Holmes could see and feel Adams approaching his personal breaking point. This was the man who, after his wife’s death, had fled to the South Seas with an artist friend for three years and more than 30,000 miles of aimless wandering. This was the man who had sworn the great sculptor Saint-Gaudens to secrecy and then had him build that mausoleum for the living inside the extraordinary memorial not to his wife’s memory—but to the memory of his own grief.
Standing, his hat and cane in hand, Holmes paused and removed another slip of paper from his jacket. “Hay gave me this, although all your friends know it, Adams. Clover . . . Mrs. Adams . . . began a letter to her sister Ellen shortly after you left that Sunday morning to visit your dentist. I know you remember the words but it might help find perspective to hear them again:
If I had one single point of character or goodness I would stand on that and grow back to life. Henry is more patient and loving than words can express. God might envy him—he bears and hopes and despairs hour after hour . . . Henry is beyond all words tenderer and better than all of you even.

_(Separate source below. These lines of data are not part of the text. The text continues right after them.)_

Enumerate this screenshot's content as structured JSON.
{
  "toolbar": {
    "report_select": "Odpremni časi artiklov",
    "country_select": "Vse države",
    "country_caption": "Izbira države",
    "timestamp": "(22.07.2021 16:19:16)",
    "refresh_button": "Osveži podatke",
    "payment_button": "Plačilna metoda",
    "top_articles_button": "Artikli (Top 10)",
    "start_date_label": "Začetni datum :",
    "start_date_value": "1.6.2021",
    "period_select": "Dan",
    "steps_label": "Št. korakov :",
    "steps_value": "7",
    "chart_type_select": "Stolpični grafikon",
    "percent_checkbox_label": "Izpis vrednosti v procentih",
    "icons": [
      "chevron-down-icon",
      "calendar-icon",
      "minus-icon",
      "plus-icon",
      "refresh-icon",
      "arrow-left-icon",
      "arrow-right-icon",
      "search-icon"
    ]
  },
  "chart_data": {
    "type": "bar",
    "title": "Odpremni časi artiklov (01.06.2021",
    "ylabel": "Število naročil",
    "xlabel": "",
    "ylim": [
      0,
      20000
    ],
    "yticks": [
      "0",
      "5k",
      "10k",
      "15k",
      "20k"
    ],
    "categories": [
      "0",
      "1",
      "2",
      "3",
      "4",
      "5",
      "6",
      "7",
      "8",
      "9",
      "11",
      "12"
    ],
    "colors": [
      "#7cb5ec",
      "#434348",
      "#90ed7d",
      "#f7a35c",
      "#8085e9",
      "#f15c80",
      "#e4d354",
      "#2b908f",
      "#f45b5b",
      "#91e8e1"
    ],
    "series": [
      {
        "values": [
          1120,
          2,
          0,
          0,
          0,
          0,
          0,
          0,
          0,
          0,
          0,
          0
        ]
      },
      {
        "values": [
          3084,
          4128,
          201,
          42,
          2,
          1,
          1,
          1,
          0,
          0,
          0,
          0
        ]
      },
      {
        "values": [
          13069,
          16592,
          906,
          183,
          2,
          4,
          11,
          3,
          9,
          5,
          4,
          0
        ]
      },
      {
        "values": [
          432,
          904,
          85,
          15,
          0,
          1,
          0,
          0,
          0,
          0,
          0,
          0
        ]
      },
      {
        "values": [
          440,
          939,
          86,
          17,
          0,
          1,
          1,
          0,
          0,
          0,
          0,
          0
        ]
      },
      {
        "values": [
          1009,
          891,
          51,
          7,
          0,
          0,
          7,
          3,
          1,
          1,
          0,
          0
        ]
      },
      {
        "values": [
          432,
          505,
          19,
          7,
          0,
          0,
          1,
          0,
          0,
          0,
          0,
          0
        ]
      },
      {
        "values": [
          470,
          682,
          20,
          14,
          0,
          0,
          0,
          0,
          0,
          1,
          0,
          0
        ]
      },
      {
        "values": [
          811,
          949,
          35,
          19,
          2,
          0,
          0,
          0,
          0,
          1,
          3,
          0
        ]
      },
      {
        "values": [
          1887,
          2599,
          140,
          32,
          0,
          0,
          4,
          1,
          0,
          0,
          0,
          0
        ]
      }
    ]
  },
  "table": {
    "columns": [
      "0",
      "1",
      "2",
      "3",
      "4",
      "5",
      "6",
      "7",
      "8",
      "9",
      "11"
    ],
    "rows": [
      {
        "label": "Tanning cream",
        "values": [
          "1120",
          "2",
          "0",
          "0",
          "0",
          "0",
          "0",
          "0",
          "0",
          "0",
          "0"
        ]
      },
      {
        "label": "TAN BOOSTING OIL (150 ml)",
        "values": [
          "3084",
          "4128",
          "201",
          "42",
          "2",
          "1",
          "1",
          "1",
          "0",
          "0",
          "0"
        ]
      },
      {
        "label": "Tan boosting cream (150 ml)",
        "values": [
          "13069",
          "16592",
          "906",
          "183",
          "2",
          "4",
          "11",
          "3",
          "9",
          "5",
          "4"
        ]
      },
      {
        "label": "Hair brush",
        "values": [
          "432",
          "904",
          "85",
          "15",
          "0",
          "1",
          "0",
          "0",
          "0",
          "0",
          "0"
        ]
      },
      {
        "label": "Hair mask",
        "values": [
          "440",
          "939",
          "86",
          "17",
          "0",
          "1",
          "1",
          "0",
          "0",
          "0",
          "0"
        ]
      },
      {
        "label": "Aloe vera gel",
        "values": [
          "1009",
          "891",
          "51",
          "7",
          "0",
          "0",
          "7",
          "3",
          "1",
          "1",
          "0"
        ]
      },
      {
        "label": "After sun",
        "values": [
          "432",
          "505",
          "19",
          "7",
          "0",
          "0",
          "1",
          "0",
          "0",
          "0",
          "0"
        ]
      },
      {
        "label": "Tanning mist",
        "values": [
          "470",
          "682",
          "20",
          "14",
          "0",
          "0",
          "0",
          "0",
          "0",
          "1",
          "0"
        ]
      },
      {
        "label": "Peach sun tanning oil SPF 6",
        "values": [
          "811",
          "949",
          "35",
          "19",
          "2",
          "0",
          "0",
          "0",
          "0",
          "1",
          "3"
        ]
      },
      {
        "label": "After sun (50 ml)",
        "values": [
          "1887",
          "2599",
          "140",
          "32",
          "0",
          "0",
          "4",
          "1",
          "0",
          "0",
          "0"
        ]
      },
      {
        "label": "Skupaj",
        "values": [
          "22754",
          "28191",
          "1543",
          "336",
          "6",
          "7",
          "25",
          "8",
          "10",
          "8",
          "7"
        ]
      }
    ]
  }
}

Holmes folded the note and set it away next to the blue-paper letter. “She wrote that note, Mr. Adams, after she had learned of the possible existence of your July letter to Lizzie Cameron. She had already forgiven you.”
Adams stood and turned his unfathomable gaze toward the detective. “When must I see you next, Mr. Holmes? What new hell awaits me . . . all of us?”
“Chicago,” said Holmes. He let himself out quietly without calling for Hobson the butler.